Sin embargo, el episodio de la cárcel iba a ser casi anecdótico en comparación con lo que le quedaba por vivir: Rachid y un amigo pagaron 500 dólares para que un hombre les llevase hasta Tajoura, una ciudad de la costa libia desde donde salían varias pateras: “Al llegar, nos llevó a la entrada de una nave. Allí, de repente, otro hombre nos apuntó con un fusil. Dentro de la instalación había como 500 personas, de todas partes de África, que también querían cruzar a Europa. Entonces nos dijeron: ‘Si queréis montaros en una patera tenéis que pagar 3.000 dólares, sino os quedaréis aquí’. No me lo podía creer...”. En mitad de la entrevista, el joven se remanga el pantalón y muestra varias cicatrices en el gemelo y la rodilla, provocadas por quemaduras. “Por las noches venían varios hombres y empezaban a pegar a la gente. También nos quemaban la piel. Mientras tanto, llamaban a nuestras familias para que vieran lo que nos hacían y para que así pagaran nuestro rescate. A mi madre le llamaron y le dije que no pagara nada. Y a los traficantes les dije que si querían que me matasen. Ahí ya vi el final de mi camino”, relata Rachid.

Como vieron que no iba a pagar, los traficantes lo convirtieron en esclavo: “Me tuvieron 6 meses haciendo trabajos forzados en el campo, sin cobrar nada. Después me soltaron. Era 2018 y volví a trabajar para conseguir el dinero que valía montarme en una patera en Trípoli: 2.000 dólares. Cuando los tuve me monté en una en junio de 2018, junto a otras 120 personas y fuimos rescatados por el Aquarius”.

Asilo en Pamplona

“Aquí estoy súper a gusto”

Ahora, Rachid lleva cuatro años en Pamplona y Sakaba, dos.
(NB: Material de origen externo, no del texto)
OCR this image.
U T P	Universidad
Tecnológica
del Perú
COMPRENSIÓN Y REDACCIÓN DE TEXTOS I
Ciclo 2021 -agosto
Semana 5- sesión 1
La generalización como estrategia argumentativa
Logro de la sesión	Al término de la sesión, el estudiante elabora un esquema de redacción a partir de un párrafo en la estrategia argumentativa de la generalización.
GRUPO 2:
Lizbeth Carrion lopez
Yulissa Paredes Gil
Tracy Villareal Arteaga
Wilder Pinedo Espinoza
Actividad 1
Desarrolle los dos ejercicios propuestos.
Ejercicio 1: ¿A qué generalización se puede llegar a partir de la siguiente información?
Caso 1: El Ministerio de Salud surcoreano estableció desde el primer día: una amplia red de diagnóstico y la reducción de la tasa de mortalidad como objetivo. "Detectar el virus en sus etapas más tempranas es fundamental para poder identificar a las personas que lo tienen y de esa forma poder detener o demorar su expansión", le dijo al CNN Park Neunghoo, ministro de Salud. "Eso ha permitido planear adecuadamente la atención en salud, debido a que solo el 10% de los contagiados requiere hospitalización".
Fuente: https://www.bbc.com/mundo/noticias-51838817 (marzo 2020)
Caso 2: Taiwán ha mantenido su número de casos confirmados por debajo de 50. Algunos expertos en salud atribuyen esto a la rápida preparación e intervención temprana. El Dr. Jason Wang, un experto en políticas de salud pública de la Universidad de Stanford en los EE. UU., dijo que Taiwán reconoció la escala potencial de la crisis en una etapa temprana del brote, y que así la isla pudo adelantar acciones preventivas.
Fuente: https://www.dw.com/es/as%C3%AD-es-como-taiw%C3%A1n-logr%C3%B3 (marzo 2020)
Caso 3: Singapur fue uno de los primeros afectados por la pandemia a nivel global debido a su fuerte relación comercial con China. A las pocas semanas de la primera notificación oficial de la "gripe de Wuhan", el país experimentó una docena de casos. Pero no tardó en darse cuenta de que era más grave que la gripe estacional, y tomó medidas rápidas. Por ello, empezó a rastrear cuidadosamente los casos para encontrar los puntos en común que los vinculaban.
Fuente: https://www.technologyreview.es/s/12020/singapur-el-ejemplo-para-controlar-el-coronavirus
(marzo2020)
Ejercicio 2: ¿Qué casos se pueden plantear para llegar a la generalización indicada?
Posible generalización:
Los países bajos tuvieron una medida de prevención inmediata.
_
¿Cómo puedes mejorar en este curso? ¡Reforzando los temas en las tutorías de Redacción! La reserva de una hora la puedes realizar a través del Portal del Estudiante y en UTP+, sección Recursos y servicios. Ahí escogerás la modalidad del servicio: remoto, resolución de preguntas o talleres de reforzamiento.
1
Echan de menos su tierra y su familia pero están encantados con su nueva vida en Navarra, lejos de la violencia y la muerte. “Aquí estoy súper a gusto”, expresa un Rachid sonriente, que trabaja en un taller de chapa y pintura y que acaba de sacarse el carné de conducir. “Me gustaría volver algún día a Sudán, pero ahora mismo no puedo. Mi madre y mis hermanos están bien, pero no los veo desde 2011”, relata. Sakaba también está contento en Pamplona, donde trabaja limpiando la ropa de los sanitarios en el Hospital Universitario de Navarra. “Mi familia está a salvo en Bamako. Pero a Sofara no pueden volver, es muy peligroso”.